Her curiosity about how institutional support influences “personal” style grew into her project on “Take Ivy.” In the course of her research, she was struck by how a physical book in Widener can academically legitimize a subject, and she became determined to produce a book that would one day have a place in Widener’s stacks — because “it's another one of those ways of making fashion stories legitimate and intellectually rigorous.”

Though her fellowship ended in August, Zhang has continued to work on her project. She’s planned a series of sit-down interviews and photo shoots with Ivy League students.
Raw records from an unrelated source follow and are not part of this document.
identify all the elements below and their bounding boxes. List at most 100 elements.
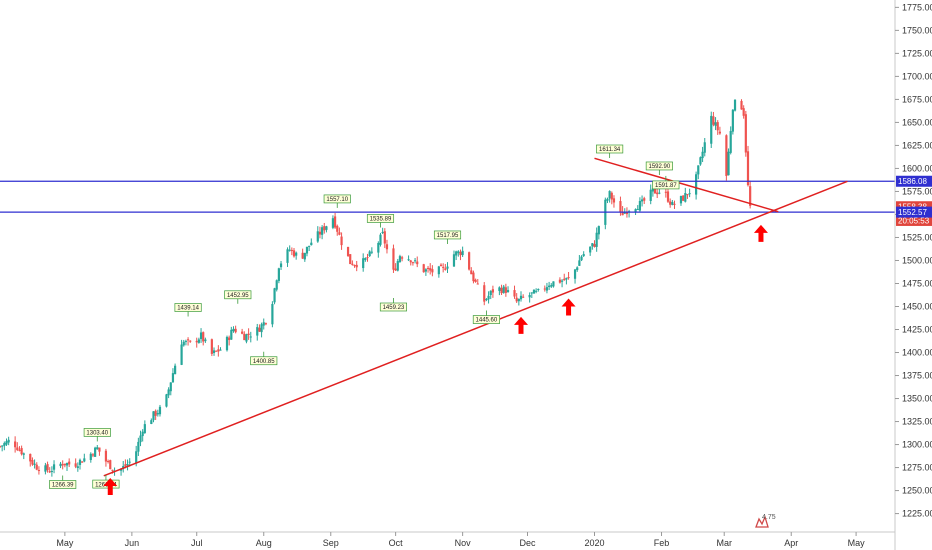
candle-body [169, 382, 172, 392]
candle-body [612, 198, 616, 203]
candle-body [543, 288, 546, 290]
candle-body [184, 340, 188, 342]
candle-body [716, 122, 719, 131]
candle-body [124, 464, 127, 467]
candle-body [565, 277, 568, 280]
candle-body [247, 333, 250, 336]
candle-body [610, 192, 613, 200]
candle-body [426, 267, 430, 270]
candle-body [515, 297, 518, 302]
price-tag-bg [896, 214, 932, 226]
y-tick-label: 1400.00 [902, 348, 932, 358]
candle-body [336, 225, 339, 232]
candle-body [727, 151, 730, 176]
candle-body [437, 266, 440, 275]
candle-body [364, 258, 367, 261]
candle-body [370, 251, 373, 253]
high-low-label-box [379, 302, 408, 312]
high-low-label: 1517.95 [437, 233, 459, 239]
candle-body [167, 389, 170, 396]
candle-body [305, 246, 309, 254]
candle-body [545, 287, 549, 291]
trendline[interactable] [594, 157, 779, 213]
candle-body [52, 464, 56, 470]
x-tick-label: Oct [389, 538, 404, 548]
y-tick-label: 1650.00 [902, 117, 932, 127]
candle-body [366, 257, 369, 259]
candle-body [409, 260, 412, 263]
candle-body [656, 192, 659, 195]
high-low-label-box [433, 230, 462, 240]
candle-body [431, 269, 434, 273]
candle-body [548, 285, 551, 287]
candle-body [277, 268, 280, 281]
candle-body [684, 193, 687, 202]
candle-body [567, 277, 570, 279]
candle-body [580, 256, 583, 261]
candle-body [3, 443, 6, 446]
candle-body [50, 471, 53, 473]
candle-body [22, 453, 25, 455]
candle-body [606, 198, 609, 201]
candle-body [295, 252, 298, 256]
candle-body [14, 441, 17, 448]
candle-body [46, 464, 49, 471]
candle-body [535, 290, 538, 292]
high-low-label: 1459.23 [383, 305, 405, 311]
candle-body [500, 287, 503, 294]
candle-body [576, 267, 579, 271]
candle-body [143, 424, 146, 433]
candle-body [392, 248, 395, 270]
candle-body [742, 108, 745, 116]
candle-body [29, 453, 32, 462]
candle-body [65, 462, 69, 466]
trendline[interactable] [103, 180, 848, 477]
candle-body [0, 446, 2, 448]
candle-body [44, 465, 47, 472]
candle-body [37, 469, 41, 472]
y-axis-panel[interactable] [895, 0, 932, 550]
up-arrow-icon [753, 224, 768, 242]
x-tick-label: May [848, 538, 866, 548]
candle-body [275, 280, 278, 290]
candle-body [699, 157, 702, 165]
candle-body [273, 288, 276, 303]
candle-body [89, 453, 92, 461]
candle-body [398, 256, 402, 262]
candle-body [731, 109, 734, 132]
candle-body [20, 448, 23, 455]
candle-body [308, 245, 311, 247]
candle-body [625, 211, 629, 215]
candle-body [422, 264, 425, 273]
candle-body [591, 243, 594, 247]
candle-body [485, 298, 488, 301]
high-low-label: 1452.95 [227, 293, 249, 299]
high-low-label-box [645, 161, 673, 171]
candle-body [621, 211, 624, 216]
y-tick-label: 1725.00 [902, 48, 932, 58]
candle-body [457, 251, 460, 254]
candle-body [262, 322, 265, 326]
y-tick-label: 1775.00 [902, 2, 932, 12]
candle-body [362, 258, 365, 269]
candle-body [182, 341, 185, 346]
candle-body [355, 264, 358, 268]
candle-body [455, 251, 458, 256]
candle-body [321, 227, 324, 235]
price-tag: 20:05:53 [898, 216, 930, 225]
candle-body [150, 420, 153, 424]
candle-body [552, 281, 555, 287]
candle-body [189, 340, 192, 342]
candle-body [476, 283, 479, 285]
candle-body [323, 226, 326, 231]
candle-body [522, 296, 525, 298]
candle-body [98, 447, 101, 452]
candle-body [578, 260, 581, 266]
candle-body [472, 272, 475, 282]
candle-body [558, 279, 562, 283]
candle-body [303, 252, 306, 260]
candle-body [154, 410, 157, 416]
y-tick-label: 1425.00 [902, 325, 932, 335]
candle-body [104, 450, 108, 462]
She describes the interviews as casual conversations, guided by the question: “What led you to dress the way you did today?” The goal is to document these exchanges over the course of the year and compile them into a book by next summer; eventually, she plans to revamp the original creators’ vision by incorporating more technologically advanced components, documenting her art on a blog or an Instagram account.

Zhang emphasizes that redefining Ivy League style will require understanding the individual experience as opposed to a generalized Harvard experience. “It's very hard to get something like Harvard to change in the minds of an entire generation of people,” she explains, “but it's much easier to showcase that individuals are making their own unique choices to make Harvard different.” She believes that the only way to do this is to speak on a personal level with many people. “The heart of this project is sitting down with people… which really speaks to how Harvard is becoming a far more diverse community that needs to collaborate in effective ways,” she says.